For Consumers

Medical providers and the Balance Billing Protection Act

Surprise billing news

If a medical provider or facility does not contract with a health plan but provides an enrollee with emergency services (including behavioral health emergencies) or certain services during a scheduled procedure at an in-network facility, they must bill the health plan directly and not the enrollee.  This includes behavioral health services provided by a:

  • Mobile  rapid response crisis team
  • Crisis triage or stabilization facility 
  • Evaluation and treatment facility 
  • Or from an agency certified to provide outpatient crisis services or medical withdrawal management services

The enrollee’s cost-sharing amount is limited to what it would be if the provider or facility was in the health plan’s network. Cost-sharing paid by the consumer also counts towards their deductible.

State and federal surprise billing laws apply to all health plans

Surprise billing protections apply to all state-regulated health plans, state and school employee benefit plans and self-funded group health plans. Some self-funded group health plans have also opted to follow Washington’s Balance Billing Protection Act and provide greater protections to their enrollees. All health insurers must have a process that helps a provider or facility determine if their enrollee is subject to Washington’s Balance Billing Protection Billing law.

How is the allowed billed amount determined?

Until July 1, 2023 or a later date set by the commissioner, the amount a provider or facility is paid under the Balance Billing Protection Act must be a commercially reasonable amount and based on payments for the same or similar services in a similar geographic area.

If the health plan and provider or facility cannot agree on an amount to be paid for the service after 30 days, either party can go to arbitration. Each party pays their own attorney fees and they split the cost of arbitration. The arbitrator will choose one party's best offer. 

After July 1, 2023 or a later date set by the commissioner, the parties must follow the process outlined by the federal No Surprises Act ( OIC recently announced that the transition to the federal No Surprises Act process would be delayed until at least January 1, 2024. 

The parties can access a data set from the All Payer Claims Database to help during the negotiation of a reasonable payment amount. The data set:

  •  Is based on commercial health insurance claims.
  •  Includes the median in-network, out-of-network and billed charges for the services covered under the law. 

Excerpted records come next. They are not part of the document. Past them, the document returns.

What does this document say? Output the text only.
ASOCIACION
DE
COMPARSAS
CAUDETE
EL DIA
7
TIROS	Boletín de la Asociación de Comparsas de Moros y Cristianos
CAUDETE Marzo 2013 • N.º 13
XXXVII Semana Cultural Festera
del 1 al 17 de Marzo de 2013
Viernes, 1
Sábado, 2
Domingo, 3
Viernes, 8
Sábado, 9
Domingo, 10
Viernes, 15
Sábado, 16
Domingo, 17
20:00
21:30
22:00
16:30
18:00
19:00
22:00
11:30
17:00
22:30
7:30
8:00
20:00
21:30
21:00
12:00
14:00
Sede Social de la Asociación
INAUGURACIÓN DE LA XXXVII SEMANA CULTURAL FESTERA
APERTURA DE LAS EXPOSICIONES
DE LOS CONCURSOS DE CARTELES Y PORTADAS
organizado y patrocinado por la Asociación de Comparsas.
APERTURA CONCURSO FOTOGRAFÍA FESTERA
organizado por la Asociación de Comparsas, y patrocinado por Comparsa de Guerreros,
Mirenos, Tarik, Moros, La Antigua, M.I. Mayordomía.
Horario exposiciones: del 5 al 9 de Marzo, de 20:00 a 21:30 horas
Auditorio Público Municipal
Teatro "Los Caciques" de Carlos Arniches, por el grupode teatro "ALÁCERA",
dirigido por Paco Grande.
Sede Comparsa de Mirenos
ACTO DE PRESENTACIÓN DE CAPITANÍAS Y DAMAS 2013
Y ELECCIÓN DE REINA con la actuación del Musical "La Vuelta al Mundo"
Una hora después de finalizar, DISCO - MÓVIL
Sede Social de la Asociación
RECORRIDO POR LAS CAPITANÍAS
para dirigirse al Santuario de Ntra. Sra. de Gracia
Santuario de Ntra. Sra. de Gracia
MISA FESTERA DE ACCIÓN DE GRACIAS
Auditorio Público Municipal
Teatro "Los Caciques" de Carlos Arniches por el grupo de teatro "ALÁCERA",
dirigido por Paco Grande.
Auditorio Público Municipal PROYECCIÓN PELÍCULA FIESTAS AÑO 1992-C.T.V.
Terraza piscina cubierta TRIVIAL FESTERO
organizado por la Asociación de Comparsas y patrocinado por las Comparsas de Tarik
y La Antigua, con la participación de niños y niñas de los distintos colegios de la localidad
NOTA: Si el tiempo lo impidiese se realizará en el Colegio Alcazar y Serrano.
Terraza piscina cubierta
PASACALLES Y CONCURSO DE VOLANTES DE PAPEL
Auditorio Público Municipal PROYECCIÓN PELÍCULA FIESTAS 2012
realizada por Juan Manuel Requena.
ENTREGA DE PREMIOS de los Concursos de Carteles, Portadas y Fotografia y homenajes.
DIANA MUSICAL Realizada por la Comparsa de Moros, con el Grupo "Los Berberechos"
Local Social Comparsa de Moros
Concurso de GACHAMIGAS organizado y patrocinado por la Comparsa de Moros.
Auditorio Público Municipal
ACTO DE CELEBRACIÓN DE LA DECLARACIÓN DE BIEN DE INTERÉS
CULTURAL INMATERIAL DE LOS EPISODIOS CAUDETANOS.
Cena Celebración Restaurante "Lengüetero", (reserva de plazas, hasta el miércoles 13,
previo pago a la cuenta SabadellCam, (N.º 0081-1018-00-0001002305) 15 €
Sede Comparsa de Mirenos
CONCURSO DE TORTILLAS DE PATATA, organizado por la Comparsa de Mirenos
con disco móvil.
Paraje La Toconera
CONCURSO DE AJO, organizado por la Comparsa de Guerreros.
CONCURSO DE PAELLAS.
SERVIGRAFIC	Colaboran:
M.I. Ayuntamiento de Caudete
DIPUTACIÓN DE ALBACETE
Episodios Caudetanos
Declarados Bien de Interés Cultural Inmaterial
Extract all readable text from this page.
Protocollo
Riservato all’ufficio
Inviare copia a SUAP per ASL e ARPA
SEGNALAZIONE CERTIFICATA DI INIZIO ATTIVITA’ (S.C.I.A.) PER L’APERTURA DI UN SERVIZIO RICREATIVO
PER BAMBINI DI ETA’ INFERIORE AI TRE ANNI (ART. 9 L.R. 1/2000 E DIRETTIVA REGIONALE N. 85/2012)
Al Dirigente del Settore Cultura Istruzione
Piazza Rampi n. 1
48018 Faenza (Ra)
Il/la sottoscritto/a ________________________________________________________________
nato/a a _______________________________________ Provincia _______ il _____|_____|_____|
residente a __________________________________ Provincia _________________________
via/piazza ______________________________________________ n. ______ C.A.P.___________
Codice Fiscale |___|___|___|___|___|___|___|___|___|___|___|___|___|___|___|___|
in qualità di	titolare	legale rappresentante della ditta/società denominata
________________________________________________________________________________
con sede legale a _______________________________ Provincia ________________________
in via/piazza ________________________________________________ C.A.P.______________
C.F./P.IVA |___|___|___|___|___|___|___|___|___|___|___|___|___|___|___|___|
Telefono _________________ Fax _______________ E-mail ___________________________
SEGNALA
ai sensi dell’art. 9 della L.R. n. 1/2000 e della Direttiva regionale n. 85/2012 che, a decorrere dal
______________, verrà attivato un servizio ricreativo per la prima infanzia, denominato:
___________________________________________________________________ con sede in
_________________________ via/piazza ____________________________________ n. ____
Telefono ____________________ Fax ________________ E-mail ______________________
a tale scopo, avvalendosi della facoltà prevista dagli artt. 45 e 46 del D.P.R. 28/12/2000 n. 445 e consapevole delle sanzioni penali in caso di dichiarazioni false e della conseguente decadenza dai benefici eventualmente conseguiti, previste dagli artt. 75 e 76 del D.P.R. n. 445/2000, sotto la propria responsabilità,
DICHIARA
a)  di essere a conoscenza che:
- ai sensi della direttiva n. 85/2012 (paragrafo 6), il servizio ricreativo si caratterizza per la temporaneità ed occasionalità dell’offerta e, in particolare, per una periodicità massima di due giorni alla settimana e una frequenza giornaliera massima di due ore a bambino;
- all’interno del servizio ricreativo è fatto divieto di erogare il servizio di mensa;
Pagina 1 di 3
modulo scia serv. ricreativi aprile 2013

See a list of approved arbitrators.

Consumer notice requirements for providers and facilities

Medical providers and facilities must post information (PDF, 114KB) about their provider networks on their websites and give it to consumers, if asked. They also must: 

  • Refund consumers any amount they have overpaid within 30 business days.
  • Not ask consumers to limit or give up their rights to prevent balance billing. 

Medical facilities must:

  • Give health insurers they contract with a list of non-employed providers under contract with the facility that provide surgical or ancillary services within 30 days of signing a contract with a health insurer. 

  • Notify the health insurer within 30 days of a provider’s removal from or addition to the non-employed provider list. 

  • Respond to a health insurer’s request for an updated provider list within 14 days. 

And medical providers must give accurate and timely information to health insurers about their status in the plan’s network. 

How enforcement works

If a provider or facility continues to balance bill a consumer and we see a pattern of unresolved violations of the Balance Billing Protection Act, we will first give the provider or facility a chance to correct its behavior. 

If no steps are taken by the provider or facility to correct the balance billing, we will consider it unprofessional conduct and will refer the provider or facility to the Department of Health for enforcement.